Разделитель для чтения книг в онлайн библиотеке

Онлайн книга «Собственные записки. 1829–1834»

Cтраница 45

– Я сбирался выехать, – сказал я, – но задержан был бригом, который не имел достаточно воды, а теперь противными ветрами.

– Желал бы, чтобы вы подолее с нами остались; я очень рад вас видеть. Не имеете ли каких новостей с бригом из Греции?

– Неважные, – отвечал я; – короля греческого ожидали, но вы имеете важнейшие.

– Да, я ожидаю Галиль-пашу и всю ночь не мог от радости заснуть. Почему бы он так долго ехал?

– Верно потому, что так как о прибытии его не были посланы с известиями татары, то он хочет, чтобы слух сей распространился, дабы дать вам время приготовиться к приличному приему. Итак, вы надеетесь кончить?

– Уверен, что кончим.

– Так зачем же вы посылаете войско в Анатолию? Вы обещались государю прекратить военные действия и двигаете войска. Впрочем, я вам сего не отсоветую, делайте, как лучше знаете; я только свое мнение излагаю и спрошу вас, как я должен объяснить перед государем действие сие?

Паша отвечал с жаром, что в числе сих войск не было ни одного десятника, что это не батальоны, а команды от разных полков, с коими он не знал, куда деваться и отправлял их по сему к своему месту.

– Сколько же вы посылаете?

– Право не помню, сколько их теперь осталось в Александрии (подумав), от 2000 до 3000. Да что за дело? Мы примиримся, я вам обещался и сдержу слово.
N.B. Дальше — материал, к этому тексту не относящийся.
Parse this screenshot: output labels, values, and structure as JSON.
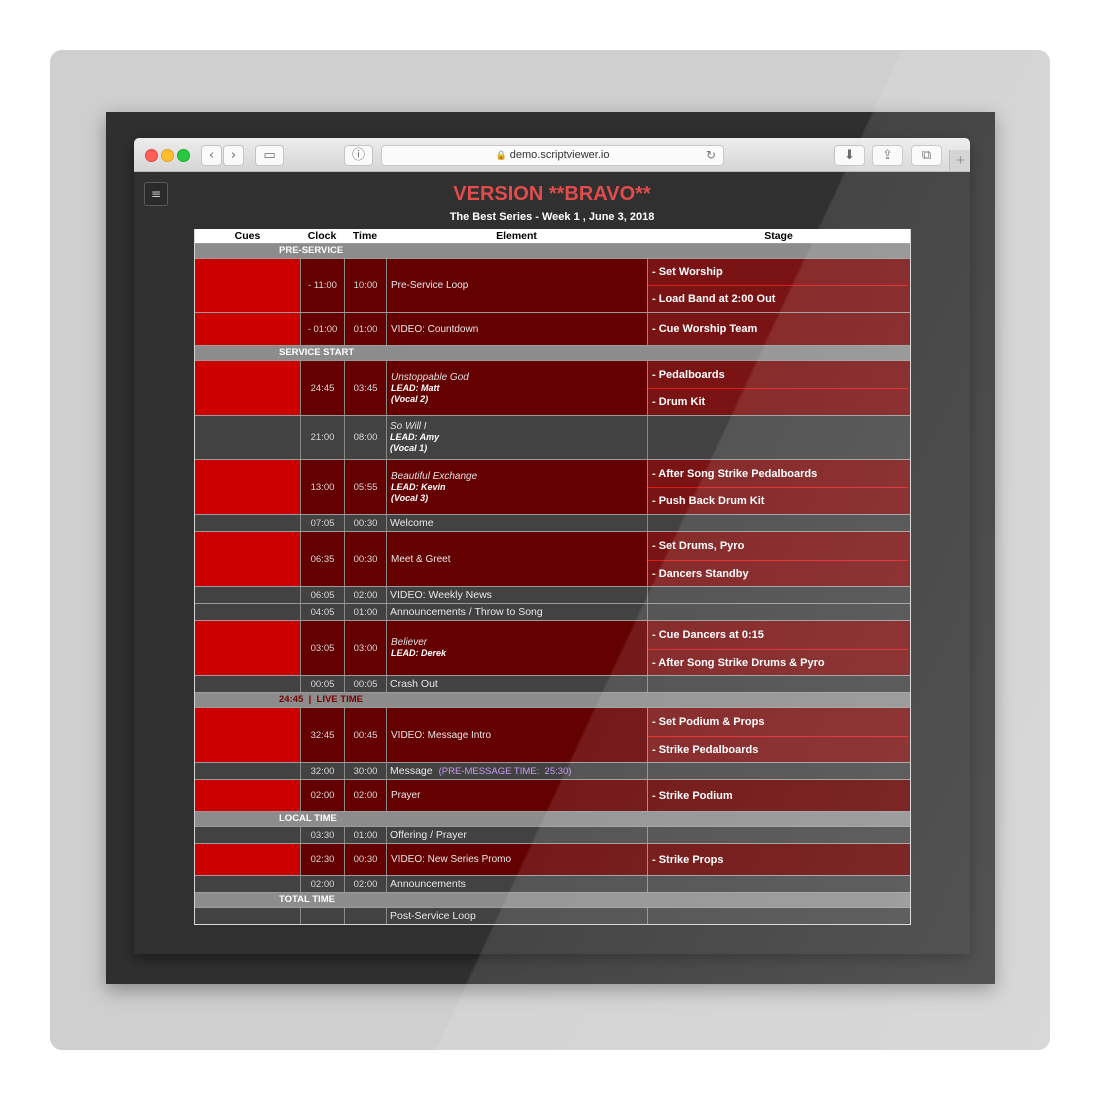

– Без сомнения, вы этим числом не прибавите сил ваших в Анатолии; да если бы и в десять раз более послали, то дело бы не переменилось. Итак, я доложу государю повод, вами изложенный; но не знаю, как сие будет принято; впрочем, повторю обещание ваше покориться.

– Покориться? Да, я покорюсь; но если у меня будут требовать слишком много, как например, вчера мне Ачерби говорил о Сирии, о флоте, наконец, если мне скажут «встань и пошел вон», – прибавил он с сердцем, – так, разумеется, что у меня только одна жизнь, я на все пущусь в отчаянии. Меня хотят стращать! Да, нас было одиннадцать братьев, я один остался в живых, и я всегда умел оградить собственность свою; я уже сорок пять лет воюю.

– Когда это случилось? – спросил я хладнокровно.

– Это случилось, когда я еще дома жил в Румелии. Да, я искренно желаю примириться с султаном, покориться государю своему и все для сего сделаю.

– А как вы скоро думаете кончить? – спросил я хладнокровно.

– Не знаю: ведь это не от меня будет зависеть. Я ничего не буду требовать, а удовольствуюсь тем, что пожалует мне государь мой.

– Так почему же вы так убеждены, что примиритесь?

– Я имею известия из Константинополя. Ачерби же ко мне вчера с условиями пришел; я не приму постороннего участия, да и вера нам сего не позволяет.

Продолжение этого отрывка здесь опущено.